Spiritual Weight Loss
A Sermon preached at St. Luke's Church
by The Rev. James B. Craven III
 on the Thirteenth Sunday after Pentecost, 14 August 2005

In the name of God - Father, Son & Holy Spirit.  Amen
     Joseph was a little twerp, a type we have all known.  Some of us may have been little twerps.  Joseph had ten older brothers and without question he was the favorite of his father Jacob, or so it seemed to the older boys.  In reality Jacob likely loved them as much as he did Joseph, but like the brother of the prodigal son, they just didn’t see it that way. What they saw was Joseph sleeping late and being waited on hand and foot while they trekked out to the fields and the range, to tend the crops and herd the cattle.  They saw Joseph getting an allowance that exceeded what they made through hard work.  Worse, Joseph just lorded it over them, delighting in recounting dreams he had of all of them working for him.  He was simply a precocious little twerp.  And Jacob had a special multi-colored coat made for him, which Joseph of course wore as a royal robe.  Well one day the boys had just had it with Joseph.  Some actually wanted to kill him, but that was too much for Reuben and Judah.  Fortunately their voices were heard, so Joseph was thrown into a dry well, then hauled out and sold to some passing nomadic Midianite traders.  The brothers dipped Joseph’s fancy coat into a goat’s blood and went home and told their father it was apparent that something terrible had happened to Joseph.  It reminds me of a trial some years ago in McDowell County over the death of a fellow named Jim.  A lawyer asked a witness “What did you do when you discovered Jim’s body on one side of the railroad tracks and his head on the other side.”  The witness replied “I thought to myself, something terrible must have happened to Jim.”

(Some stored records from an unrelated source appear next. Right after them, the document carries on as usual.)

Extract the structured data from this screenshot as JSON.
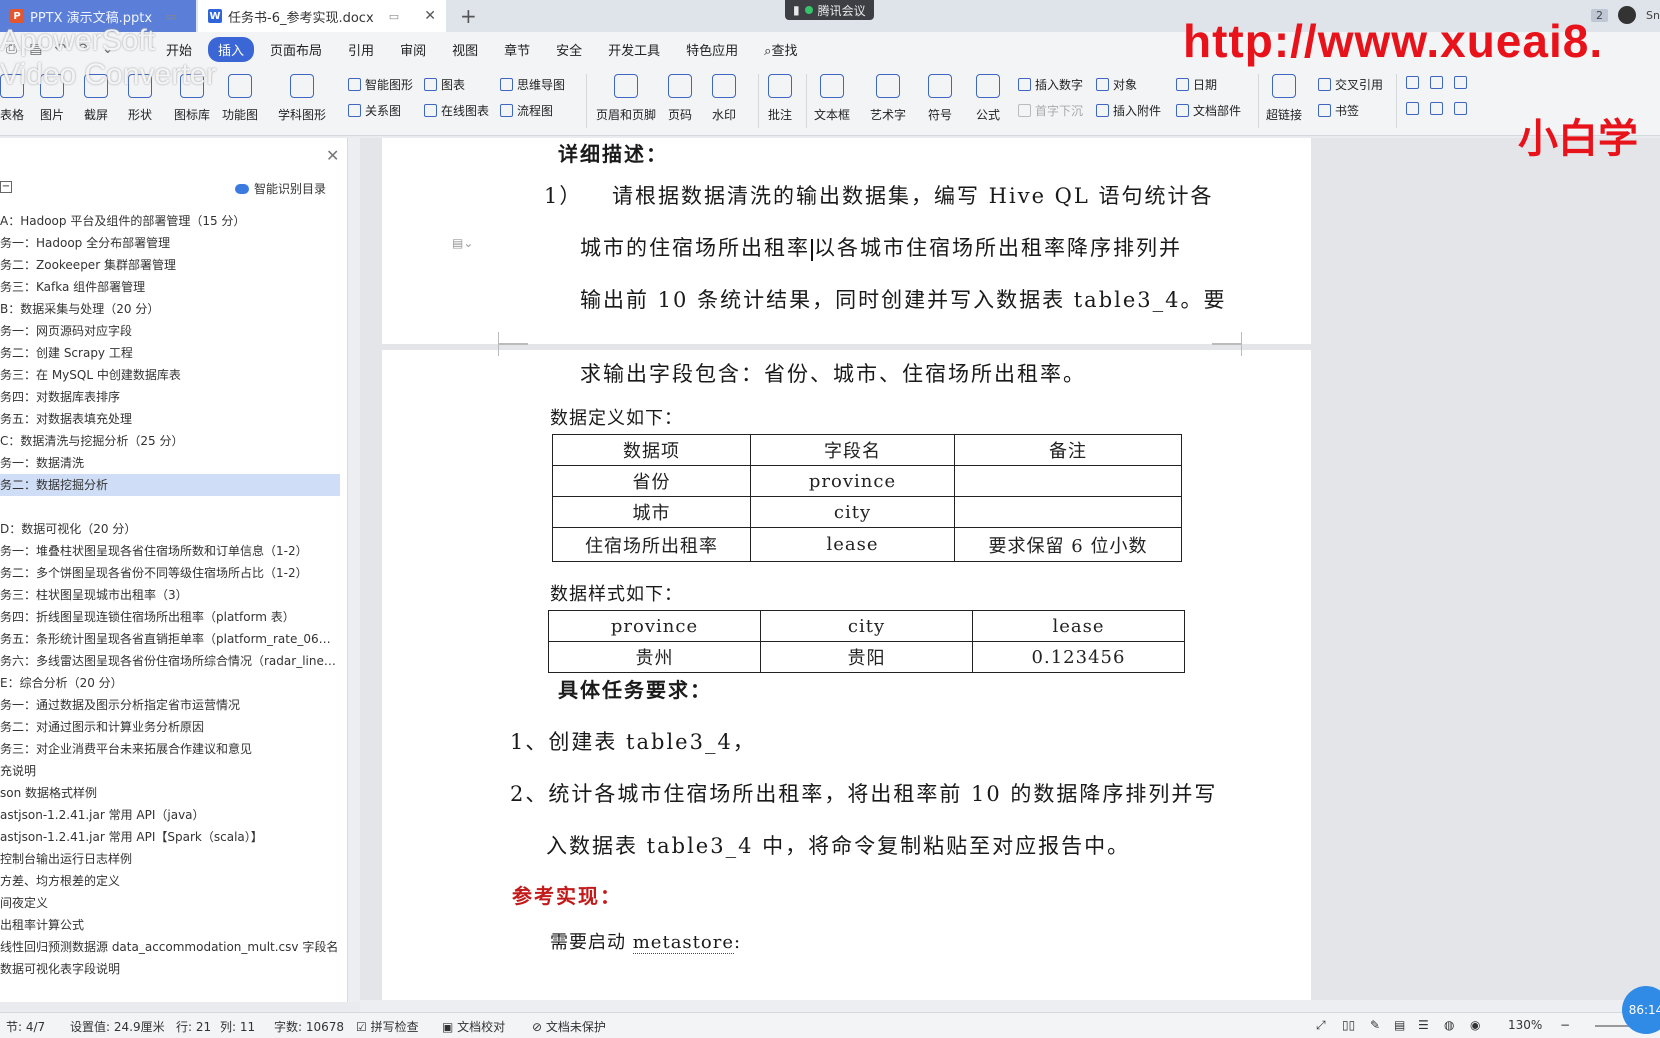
{
  "tabs": [
    {
      "label": "PPTX 演示文稿.pptx",
      "icon": "P"
    },
    {
      "label": "任务书-6_参考实现.docx",
      "icon": "W"
    }
  ],
  "meeting": "腾讯会议",
  "top_right": {
    "badge": "2",
    "user": "Sn"
  },
  "watermark": {
    "url": "http://www.xueai8.",
    "brand": "小白学",
    "converter": "ApowerSoft\nVideo Converter"
  },
  "menu": [
    "开始",
    "插入",
    "页面布局",
    "引用",
    "审阅",
    "视图",
    "章节",
    "安全",
    "开发工具",
    "特色应用",
    "查找"
  ],
  "ribbon": {
    "big": [
      "表格",
      "图片",
      "截屏",
      "形状",
      "图标库",
      "功能图",
      "学科图形",
      "页眉和页脚",
      "页码",
      "水印",
      "批注",
      "文本框",
      "艺术字",
      "符号",
      "公式",
      "超链接"
    ],
    "small": [
      "智能图形",
      "图表",
      "思维导图",
      "关系图",
      "在线图表",
      "流程图",
      "插入数字",
      "对象",
      "日期",
      "首字下沉",
      "插入附件",
      "文档部件",
      "交叉引用",
      "书签"
    ]
  },
  "nav": {
    "smart_label": "智能识别目录",
    "items": [
      "A：Hadoop 平台及组件的部署管理（15 分）",
      "务一：Hadoop 全分布部署管理",
      "务二：Zookeeper 集群部署管理",
      "务三：Kafka 组件部署管理",
      "B：数据采集与处理（20 分）",
      "务一：网页源码对应字段",
      "务二：创建 Scrapy 工程",
      "务三：在 MySQL 中创建数据库表",
      "务四：对数据库表排序",
      "务五：对数据表填充处理",
      "C：数据清洗与挖掘分析（25 分）",
      "务一：数据清洗",
      "务二：数据挖掘分析",
      "",
      "D：数据可视化（20 分）",
      "务一：堆叠柱状图呈现各省住宿场所数和订单信息（1-2）",
      "务二：多个饼图呈现各省份不同等级住宿场所占比（1-2）",
      "务三：柱状图呈现城市出租率（3）",
      "务四：折线图呈现连锁住宿场所出租率（platform 表）",
      "务五：条形统计图呈现各省直销拒单率（platform_rate_06…",
      "务六：多线雷达图呈现各省份住宿场所综合情况（radar_line…",
      "E：综合分析（20 分）",
      "务一：通过数据及图示分析指定省市运营情况",
      "务二：对通过图示和计算业务分析原因",
      "务三：对企业消费平台未来拓展合作建议和意见",
      "充说明",
      "son 数据格式样例",
      "astjson-1.2.41.jar 常用 API（java）",
      "astjson-1.2.41.jar 常用 API【Spark（scala）】",
      "控制台输出运行日志样例",
      "方差、均方根差的定义",
      "间夜定义",
      "出租率计算公式",
      "线性回归预测数据源 data_accommodation_mult.csv 字段名",
      "数据可视化表字段说明"
    ],
    "selected_index": 12
  },
  "doc": {
    "heading_desc": "详细描述：",
    "item1_num": "1）",
    "line1": "请根据数据清洗的输出数据集，编写 Hive QL 语句统计各",
    "line2a": "城市的住宿场所出租率",
    "line2b": "以各城市住宿场所出租率降序排列并",
    "line3": "输出前 10 条统计结果，同时创建并写入数据表 table3_4。要",
    "line4": "求输出字段包含：省份、城市、住宿场所出租率。",
    "data_def_label": "数据定义如下：",
    "def_table": [
      [
        "数据项",
        "字段名",
        "备注"
      ],
      [
        "省份",
        "province",
        ""
      ],
      [
        "城市",
        "city",
        ""
      ],
      [
        "住宿场所出租率",
        "lease",
        "要求保留 6 位小数"
      ]
    ],
    "data_sample_label": "数据样式如下：",
    "sample_table": [
      [
        "province",
        "city",
        "lease"
      ],
      [
        "贵州",
        "贵阳",
        "0.123456"
      ]
    ],
    "heading_req": "具体任务要求：",
    "req1": "1、创建表 table3_4，",
    "req2a": "2、统计各城市住宿场所出租率，将出租率前 10 的数据降序排列并写",
    "req2b": "入数据表 table3_4 中，将命令复制粘贴至对应报告中。",
    "ref_heading": "参考实现：",
    "metastore_a": "需要启动 ",
    "metastore_b": "metastore",
    "metastore_c": ":"
  },
  "status": {
    "section": "节: 4/7",
    "setting": "设置值: 24.9厘米",
    "row": "行: 21",
    "col": "列: 11",
    "words": "字数: 10678",
    "spell": "拼写检查",
    "proof": "文档校对",
    "protect": "文档未保护",
    "zoom": "130%",
    "timer": "86:14"
  }
}
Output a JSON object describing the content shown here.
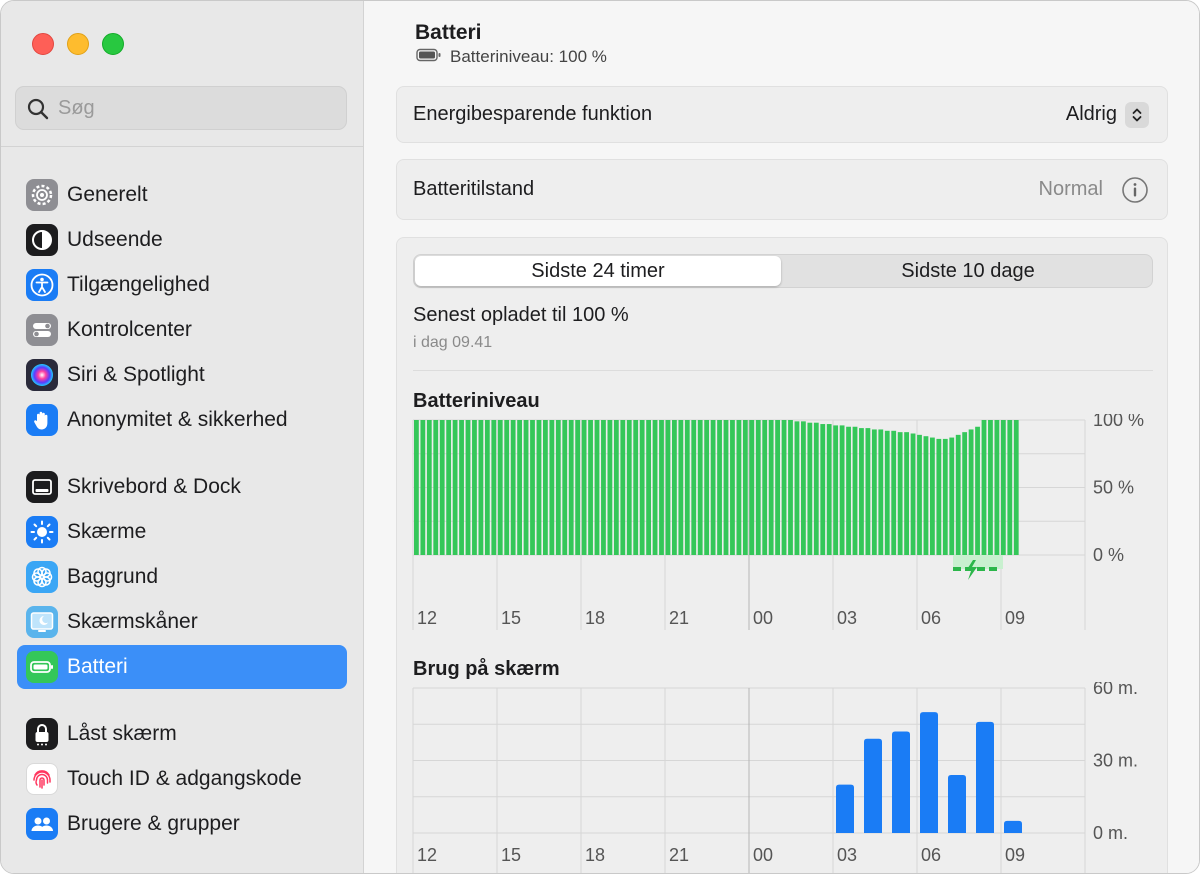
{
  "window": {
    "traffic_lights": [
      "close",
      "minimize",
      "zoom"
    ]
  },
  "search": {
    "placeholder": "Søg"
  },
  "sidebar": {
    "items": [
      {
        "label": "Generelt",
        "icon": "gear-icon",
        "color": "#8e8e93"
      },
      {
        "label": "Udseende",
        "icon": "appearance-icon",
        "color": "#1c1c1e"
      },
      {
        "label": "Tilgængelighed",
        "icon": "accessibility-icon",
        "color": "#1a7cf5"
      },
      {
        "label": "Kontrolcenter",
        "icon": "control-center-icon",
        "color": "#8e8e93"
      },
      {
        "label": "Siri & Spotlight",
        "icon": "siri-icon",
        "color": "#2a2a3a"
      },
      {
        "label": "Anonymitet & sikkerhed",
        "icon": "hand-icon",
        "color": "#1a7cf5"
      },
      {
        "label": "Skrivebord & Dock",
        "icon": "dock-icon",
        "color": "#1c1c1e"
      },
      {
        "label": "Skærme",
        "icon": "sun-icon",
        "color": "#1a7cf5"
      },
      {
        "label": "Baggrund",
        "icon": "flower-icon",
        "color": "#3aa6f5"
      },
      {
        "label": "Skærmskåner",
        "icon": "screensaver-icon",
        "color": "#5ab4ec"
      },
      {
        "label": "Batteri",
        "icon": "battery-icon",
        "color": "#34c759",
        "active": true
      },
      {
        "label": "Låst skærm",
        "icon": "lock-icon",
        "color": "#1c1c1e"
      },
      {
        "label": "Touch ID & adgangskode",
        "icon": "fingerprint-icon",
        "color": "#ffffff"
      },
      {
        "label": "Brugere & grupper",
        "icon": "users-icon",
        "color": "#1a7cf5"
      }
    ]
  },
  "header": {
    "title": "Batteri",
    "subtitle": "Batteriniveau: 100 %"
  },
  "energy_row": {
    "label": "Energibesparende funktion",
    "value": "Aldrig"
  },
  "health_row": {
    "label": "Batteritilstand",
    "value": "Normal"
  },
  "tabs": [
    {
      "label": "Sidste 24 timer",
      "selected": true
    },
    {
      "label": "Sidste 10 dage",
      "selected": false
    }
  ],
  "last_charged": {
    "title": "Senest opladet til 100 %",
    "time": "i dag 09.41"
  },
  "chart_data": [
    {
      "type": "bar",
      "title": "Batteriniveau",
      "unit": "%",
      "x_ticks": [
        "12",
        "15",
        "18",
        "21",
        "00",
        "03",
        "06",
        "09"
      ],
      "y_ticks": [
        "100 %",
        "50 %",
        "0 %"
      ],
      "ylim": [
        0,
        100
      ],
      "values": [
        100,
        100,
        100,
        100,
        100,
        100,
        100,
        100,
        100,
        100,
        100,
        100,
        100,
        100,
        100,
        100,
        100,
        100,
        100,
        100,
        100,
        100,
        100,
        100,
        100,
        100,
        100,
        100,
        100,
        100,
        100,
        100,
        100,
        100,
        100,
        100,
        100,
        100,
        100,
        100,
        100,
        100,
        100,
        100,
        100,
        100,
        100,
        100,
        100,
        100,
        100,
        100,
        100,
        100,
        100,
        100,
        100,
        100,
        100,
        99,
        99,
        98,
        98,
        97,
        97,
        96,
        96,
        95,
        95,
        94,
        94,
        93,
        93,
        92,
        92,
        91,
        91,
        90,
        89,
        88,
        87,
        86,
        86,
        87,
        89,
        91,
        93,
        95,
        100,
        100,
        100,
        100,
        100,
        100
      ],
      "charging_indicator": true,
      "bar_color": "#34c759",
      "charging_color": "#c8f0cf"
    },
    {
      "type": "bar",
      "title": "Brug på skærm",
      "unit": "m.",
      "x_ticks": [
        "12",
        "15",
        "18",
        "21",
        "00",
        "03",
        "06",
        "09"
      ],
      "y_ticks": [
        "60 m.",
        "30 m.",
        "0 m."
      ],
      "ylim": [
        0,
        60
      ],
      "bars": [
        {
          "hour": 4,
          "value": 20
        },
        {
          "hour": 5,
          "value": 39
        },
        {
          "hour": 6,
          "value": 42
        },
        {
          "hour": 7,
          "value": 50
        },
        {
          "hour": 8,
          "value": 24
        },
        {
          "hour": 9,
          "value": 46
        },
        {
          "hour": 10,
          "value": 5
        }
      ],
      "bar_color": "#1a7cf5"
    }
  ]
}
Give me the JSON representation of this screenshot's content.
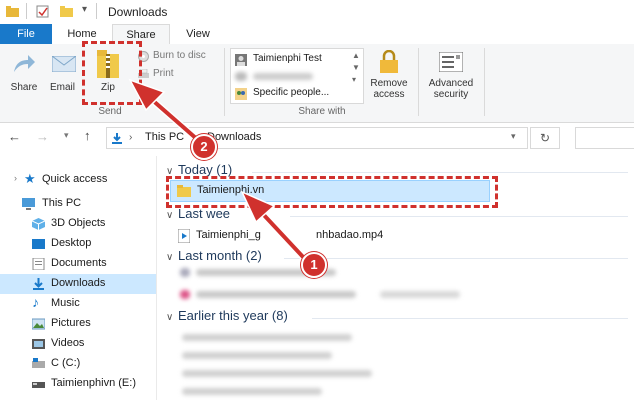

    And we think some of our own family squabbles or resentments are something.  Pat Conroy’s mother’s synopsis of all Southern literature fits much of our Old Testament history:  The night the hogs ate Willie, Mama nearly died when she heard what Daddy had done to Sister.
    Although Jacob was afraid he would never again see his son Joseph, and the brothers surely assumed that was the case, as we know the story played out otherwise.  Those Midianite traders who bought Joseph took him with them to Egypt and sold him to the head of the Pharaoh’s security force.  Skipping ahead now some years, Joseph is running the country as Pharaoh’s right hand man.  There is famine back home in Caanan, so old Jacob sends the lads to Egypt to buy food.  And of course they run into Joseph.  He recognizes them, but he has grown up so much they have no idea who he is.
    We might think Joseph would hold a grudge after all these years against these brothers of his who had sold him into slavery and who might have killed him had not Reuben and Judah stepped forward.  No, there was no hint of anger or resentment in Joseph.  He simply gathered his brothers in private and said, as we heard earlier:  I am Joseph. Is my father still alive?  His brothers of course were dumbstruck, so he said again:  I am your brother Joseph.  And more, you aren’t responsible for me being here.  God sent me here so at the appointed time I might take care of you, to preserve God’s remnant on earth, and to keep alive for you many survivors.  God sent me to preserve life. 
    This is the wonderful truly critical meaning I think of the whole story of Joseph, a story we all know in part at least but have also forgotten.  We see in this the divine purpose in Joseph’s life, even back to when he was a little twerp, and we see in it also a hint of the salvation exodus to come, and the power inherent in forgiveness.  Lest we miss it, the lesson is reinforced at the end of the Joseph story, after Jacob’s death.  The brothers, still understandably feeling guilty about what they had done to the young Joseph, said:  It may be that Joseph will hate us now and pay us back for all the evil which we did to him.  But Joseph said to them:  Fear not, for am I in the place of God.  As for you, you meant evil against me, but God meant it for good, to bring it about that many people should be kept alive, as they are today.  So do not fear, I will provide for you and your little ones…And he reassured them, comforted them, and forgave them.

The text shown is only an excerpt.